# Newton method within factor 1.5 of inv(x)

I was playing around with Newton’s method the other day and was mind-blown when I realised that a fairly straightforward Julia implementation of Newton’s method applied to `f(x) = 1/x - y` comes within roughly a factor 1.5 of `inv(y)`!

``````"""
newton_inv(y)

Compute `inv(y)` for `1 <= y <= 2` using Newton's method.
"""
function newton_inv(y)
@fastmath x = 24/17 - (8/17) * y
for k = 1:4
@fastmath x = x * (2 - y*x)
end
return x
end

using BenchmarkTools
using Printf

function benchmark()
@printf("       inv runtime: %6.2f nanoseconds\n", @belapsed(       inv(\$(Ref(1.0))[]))*1e9)
@printf("    Newton runtime: %6.2f nanoseconds\n", @belapsed(newton_inv(\$(Ref(1.0))[]))*1e9)
end

julia> BenchmarkTools.DEFAULT_PARAMETERS.samples = 1_000_000;

julia> benchmark()   # Laptop plugged in
inv runtime:   1.52 nanoseconds
Newton runtime:   2.13 nanoseconds

julia> benchmark()   # Laptop on battery
inv runtime:   2.53 nanoseconds
Newton runtime:   3.37 nanoseconds

``````

Furthermore, `newton_inv()` appears to produce almost correctly rounded answers:

``````function accuracy()
y = 1.0 .+ rand(100_000)
x = newton_inv.(y)
println("    Errors: ", unique(abs.(x .- inv.(y))))
end

julia> accuracy()
Errors: [0.0, 1.1102230246251565e-16]
``````

Some details regarding the algorithm are described on the Wikipedia page for division algorithms.

Your `newton_inv` uses `inv` (`/`)

1 Like

That /17 is easily converted to a multiplication.

Its nice to see, sometimes I actually see people improve this kind of stuff in julia, I mean, exponentials, roots…

2 Likes

As far as I know this is how a lot of inverse functions are computed, eg look at base/special/cbrt.jl. For other special functions, it looks more like argument reduction + polynomial fit

3 Likes

Note that when you’re testing the error, you really should use bigfloats. Otherwise, you could see errors that are noticably higher if the base version makes different rounding decisions.

3 Likes

The first line of `newton_inv(y)` indeed just evaluates a linear polynomial with coefficients evaluated at compile-time. I have updated my code to make this clearer.
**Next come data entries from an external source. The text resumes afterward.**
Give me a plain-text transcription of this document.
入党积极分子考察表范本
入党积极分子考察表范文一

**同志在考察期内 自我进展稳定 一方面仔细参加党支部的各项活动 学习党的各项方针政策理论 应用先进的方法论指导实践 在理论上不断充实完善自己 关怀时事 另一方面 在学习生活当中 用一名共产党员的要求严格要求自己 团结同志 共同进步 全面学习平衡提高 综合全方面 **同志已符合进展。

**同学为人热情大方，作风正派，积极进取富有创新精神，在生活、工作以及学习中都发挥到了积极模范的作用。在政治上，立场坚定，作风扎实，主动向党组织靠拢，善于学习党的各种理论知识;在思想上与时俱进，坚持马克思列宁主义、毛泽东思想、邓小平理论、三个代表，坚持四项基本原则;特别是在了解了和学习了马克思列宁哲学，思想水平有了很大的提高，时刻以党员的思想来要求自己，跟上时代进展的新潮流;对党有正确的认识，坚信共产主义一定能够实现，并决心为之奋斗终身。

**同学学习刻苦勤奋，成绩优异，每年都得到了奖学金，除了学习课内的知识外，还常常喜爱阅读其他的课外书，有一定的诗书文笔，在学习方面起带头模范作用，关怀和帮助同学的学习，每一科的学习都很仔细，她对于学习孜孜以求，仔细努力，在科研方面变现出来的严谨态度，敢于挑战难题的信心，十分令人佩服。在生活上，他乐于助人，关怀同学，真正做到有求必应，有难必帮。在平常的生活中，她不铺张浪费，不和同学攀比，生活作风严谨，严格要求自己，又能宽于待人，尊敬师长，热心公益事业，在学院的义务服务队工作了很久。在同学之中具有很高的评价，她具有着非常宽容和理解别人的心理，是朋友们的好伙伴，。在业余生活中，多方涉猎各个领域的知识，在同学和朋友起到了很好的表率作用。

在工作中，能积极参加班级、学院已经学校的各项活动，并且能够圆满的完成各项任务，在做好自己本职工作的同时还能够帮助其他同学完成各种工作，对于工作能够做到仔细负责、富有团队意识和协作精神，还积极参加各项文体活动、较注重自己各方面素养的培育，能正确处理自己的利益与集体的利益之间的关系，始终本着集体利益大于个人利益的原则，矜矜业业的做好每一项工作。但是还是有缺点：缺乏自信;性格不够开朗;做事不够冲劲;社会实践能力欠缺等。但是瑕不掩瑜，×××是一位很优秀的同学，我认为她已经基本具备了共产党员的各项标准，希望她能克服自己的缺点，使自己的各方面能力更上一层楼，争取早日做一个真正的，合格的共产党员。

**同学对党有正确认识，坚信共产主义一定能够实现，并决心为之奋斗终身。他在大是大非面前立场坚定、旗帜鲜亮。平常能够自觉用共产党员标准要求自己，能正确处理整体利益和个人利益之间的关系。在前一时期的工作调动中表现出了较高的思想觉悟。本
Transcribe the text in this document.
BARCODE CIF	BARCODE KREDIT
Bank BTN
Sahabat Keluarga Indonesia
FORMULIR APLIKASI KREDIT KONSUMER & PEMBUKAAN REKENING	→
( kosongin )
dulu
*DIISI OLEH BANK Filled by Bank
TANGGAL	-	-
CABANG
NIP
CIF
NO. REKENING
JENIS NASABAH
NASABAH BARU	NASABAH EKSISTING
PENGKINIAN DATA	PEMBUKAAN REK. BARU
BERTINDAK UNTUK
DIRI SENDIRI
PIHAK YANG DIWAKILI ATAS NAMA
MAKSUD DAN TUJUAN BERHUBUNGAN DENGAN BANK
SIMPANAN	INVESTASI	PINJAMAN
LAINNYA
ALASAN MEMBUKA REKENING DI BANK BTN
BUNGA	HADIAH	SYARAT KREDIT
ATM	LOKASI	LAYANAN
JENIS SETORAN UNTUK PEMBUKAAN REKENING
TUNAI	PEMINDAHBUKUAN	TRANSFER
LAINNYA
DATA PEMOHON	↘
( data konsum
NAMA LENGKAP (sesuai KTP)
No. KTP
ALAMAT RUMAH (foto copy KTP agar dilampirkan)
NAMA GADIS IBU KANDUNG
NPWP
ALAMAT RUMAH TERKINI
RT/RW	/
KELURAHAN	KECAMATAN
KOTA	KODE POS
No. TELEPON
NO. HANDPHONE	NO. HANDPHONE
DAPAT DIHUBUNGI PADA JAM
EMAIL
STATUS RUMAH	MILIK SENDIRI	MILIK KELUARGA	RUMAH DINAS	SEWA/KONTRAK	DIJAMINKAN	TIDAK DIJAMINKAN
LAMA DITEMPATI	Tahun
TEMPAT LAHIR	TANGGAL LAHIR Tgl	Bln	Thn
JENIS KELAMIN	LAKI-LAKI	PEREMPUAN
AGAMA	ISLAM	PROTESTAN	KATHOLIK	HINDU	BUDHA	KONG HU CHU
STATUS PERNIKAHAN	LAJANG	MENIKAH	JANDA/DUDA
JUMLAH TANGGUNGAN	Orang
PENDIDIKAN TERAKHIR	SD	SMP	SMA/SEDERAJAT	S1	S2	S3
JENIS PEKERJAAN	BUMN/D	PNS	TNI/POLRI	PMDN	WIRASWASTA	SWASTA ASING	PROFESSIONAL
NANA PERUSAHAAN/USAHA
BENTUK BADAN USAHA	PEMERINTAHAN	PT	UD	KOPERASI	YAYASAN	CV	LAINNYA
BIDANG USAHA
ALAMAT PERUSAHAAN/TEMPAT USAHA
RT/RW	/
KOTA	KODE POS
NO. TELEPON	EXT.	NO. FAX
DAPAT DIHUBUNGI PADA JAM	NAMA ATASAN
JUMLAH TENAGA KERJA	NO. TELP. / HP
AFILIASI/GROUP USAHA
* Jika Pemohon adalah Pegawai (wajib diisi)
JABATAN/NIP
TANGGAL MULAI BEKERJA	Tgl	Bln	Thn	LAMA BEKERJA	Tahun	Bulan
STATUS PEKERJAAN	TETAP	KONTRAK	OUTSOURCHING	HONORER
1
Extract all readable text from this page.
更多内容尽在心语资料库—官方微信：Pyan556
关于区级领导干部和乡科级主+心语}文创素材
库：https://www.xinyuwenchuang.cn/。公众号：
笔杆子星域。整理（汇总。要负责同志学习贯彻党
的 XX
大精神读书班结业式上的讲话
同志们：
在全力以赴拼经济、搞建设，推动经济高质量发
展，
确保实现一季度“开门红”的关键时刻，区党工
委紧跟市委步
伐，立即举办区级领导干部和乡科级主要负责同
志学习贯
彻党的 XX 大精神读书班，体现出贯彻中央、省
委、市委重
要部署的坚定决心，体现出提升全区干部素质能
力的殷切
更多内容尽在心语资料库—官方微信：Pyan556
I have also increased the number of benchmarking samples to make the runtime estimate more accurate. Now I am getting exactly the same runtimes every time I ran `benchmark()`. Further, I have noticed that the runtime changes depending on whether my laptop is plugged in or on battery power. This is probably not surprising, but it is still fascinating to see this effect so clearly.

`inv(y)` should be governed by IEEE-754 and return correctly rounded results; hence comparing `newton_inv(y)` against `inv(y)` shows to what extent `newton_inv(y)` implements correct rounding.
Here’s the error if I do compute the reference result using `BigFloat`:

``````function accuracy()
y = 1.0 .+ rand(100_000)
x = newton_inv.(y)
println("Errors: ", maximum(abs.(x .- inv.(big.(y)))))
end

julia> accuracy()
Errors: 1.62...e-16
``````

• `newton_inv(y)` competes against what is essentially a single machine instruction:
``````julia> @code_native inv(1.5)
.text
; ┌ @ number.jl:199 within `inv'
vmovsd  7369968(%rip), %xmm1    # xmm1 = mem[0],zero
; │┌ @ float.jl:407 within `/'
vdivsd  %xmm0, %xmm1, %xmm0
; │└
retq
nopl    (%rax)
; └
``````

It seems pretty insane that the simple code in `newton_inv()` can almost compete with what is hardwired into my CPU. For comparison, the `cbrt` code mentioned by @antoine-levitt first does some bit-fiddling magic, then evaluates some complicated polynomial and finally does two Newton steps to achieve full `Float64` accuracy.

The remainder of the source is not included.